C’est à croire que le Festival de Cannes 2019 fonctionne par duo. Alors que Les Misérables et Bacurau se répondaient mutuellement et textuellement par leur envie d’identifier l’insurrection des opprimés par la violence du cinéma de genre, voilà que Zombi Child erre sur les plates-bandes de Jarmusch et son The Dead Don’t Die. Ce dernier exprimait le fait que l’Homme est un zombie qui s’ignore : celui de Bonello est peut-être moins ancré dans une atmosphère fantastique et horrifique mais plus idéologique.

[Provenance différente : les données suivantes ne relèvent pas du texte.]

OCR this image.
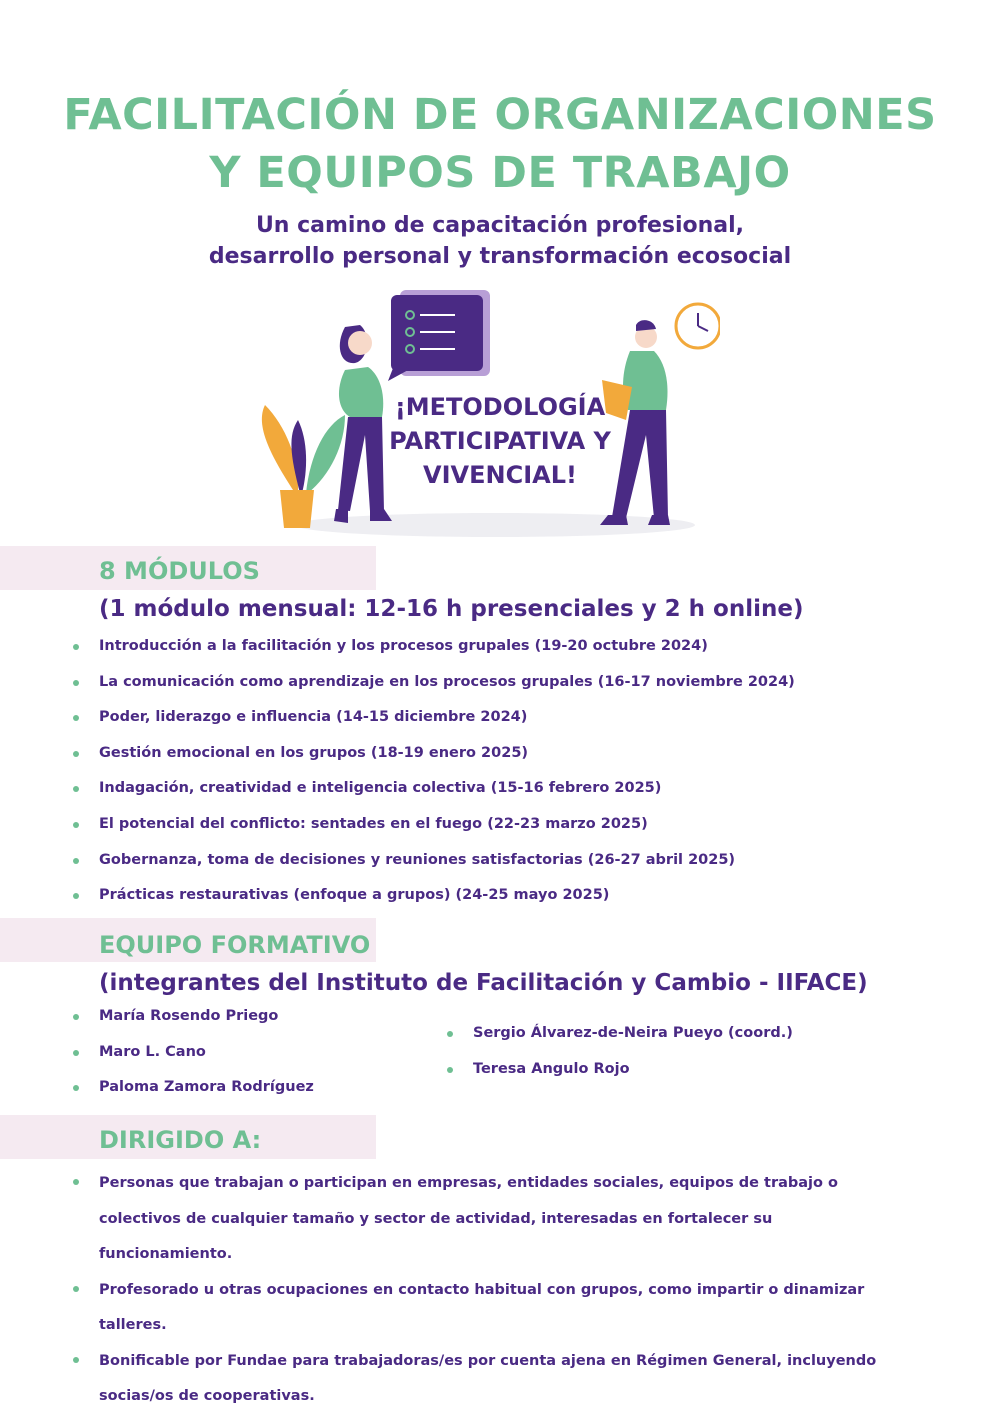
FACILITACIÓN DE ORGANIZACIONES
Y EQUIPOS DE TRABAJO
Un camino de capacitación profesional,
desarrollo personal y transformación ecosocial
¡METODOLOGÍA
PARTICIPATIVA Y
VIVENCIAL!
8 MÓDULOS
(1 módulo mensual: 12-16 h presenciales y 2 h online)
Introducción a la facilitación y los procesos grupales (19-20 octubre 2024)
La comunicación como aprendizaje en los procesos grupales (16-17 noviembre 2024)
Poder, liderazgo e influencia (14-15 diciembre 2024)
Gestión emocional en los grupos (18-19 enero 2025)
Indagación, creatividad e inteligencia colectiva (15-16 febrero 2025)
El potencial del conflicto: sentades en el fuego (22-23 marzo 2025)
Gobernanza, toma de decisiones y reuniones satisfactorias (26-27 abril 2025)
Prácticas restaurativas (enfoque a grupos) (24-25 mayo 2025)
EQUIPO FORMATIVO
(integrantes del Instituto de Facilitación y Cambio - IIFACE)
María Rosendo Priego
Maro L. Cano
Paloma Zamora Rodríguez
Sergio Álvarez-de-Neira Pueyo (coord.)
Teresa Angulo Rojo
DIRIGIDO A:
Personas que trabajan o participan en empresas, entidades sociales, equipos de trabajo o colectivos de cualquier tamaño y sector de actividad, interesadas en fortalecer su funcionamiento.
Profesorado u otras ocupaciones en contacto habitual con grupos, como impartir o dinamizar talleres.
Bonificable por Fundae para trabajadoras/es por cuenta ajena en Régimen General, incluyendo socias/os de cooperativas.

À savoir que la « zombification » est à mettre au diapason de l’Histoire, de l’esclavagisme, du colonialisme. Mais d’un côté comme de l’autre, le zombie s’avère être un humain et inversement. Ce phénomène est une conséquence de l’avilissement de l’humain à sa propre société : le terme « zombie » n’a donc pas qu’un seul simple versant métaphorique. Zombi Child suit la même logique que Nocturama, à croire que les deux films forment un diptyque passionnant sur la jeunesse française et les maux qui en découlent. Nocturama, par le prisme du teenage movie et du thriller politique se questionnait sur cette jeunesse et son rapport au consumérisme ; Zombi Child continue dans cette voie-là avec un film sur le vaudou, la possession et met ce genre en perspective d’une France compétitrice, identitaire, où l’école pour filles qui nous est présentée se veut être le réceptacle des valeurs de l’élite de notre pays.


Avec cette sororité lycéenne qui parcourt les couloirs de leurs écoles afin de pratiquer des rites ou même se raconter des secrets aux lueurs de bougie, on pense autant à de la culture populaire d’un Harry Potter qu’au vestige du cinéma des années 70. Au-delà même de son tressage thématique sur la transmission ou même les privilèges, outre la faculté qu’a son découpage à observer les formes d’interrogations adolescentes autant amoureuses, féminines, qu’estudiantines, c’est le style de l’esthète qu’est Bonello qui opère très vite : une fluidité assez rare dans le cadre, une volonté de toujours chercher la lumière par des plans méticuleux et surtout, une vocation à tirer des portraits d’une jeunesse que peu savent faire comme le montrent ces magnifiques plans sur le visage de la jeune Louise Labeque.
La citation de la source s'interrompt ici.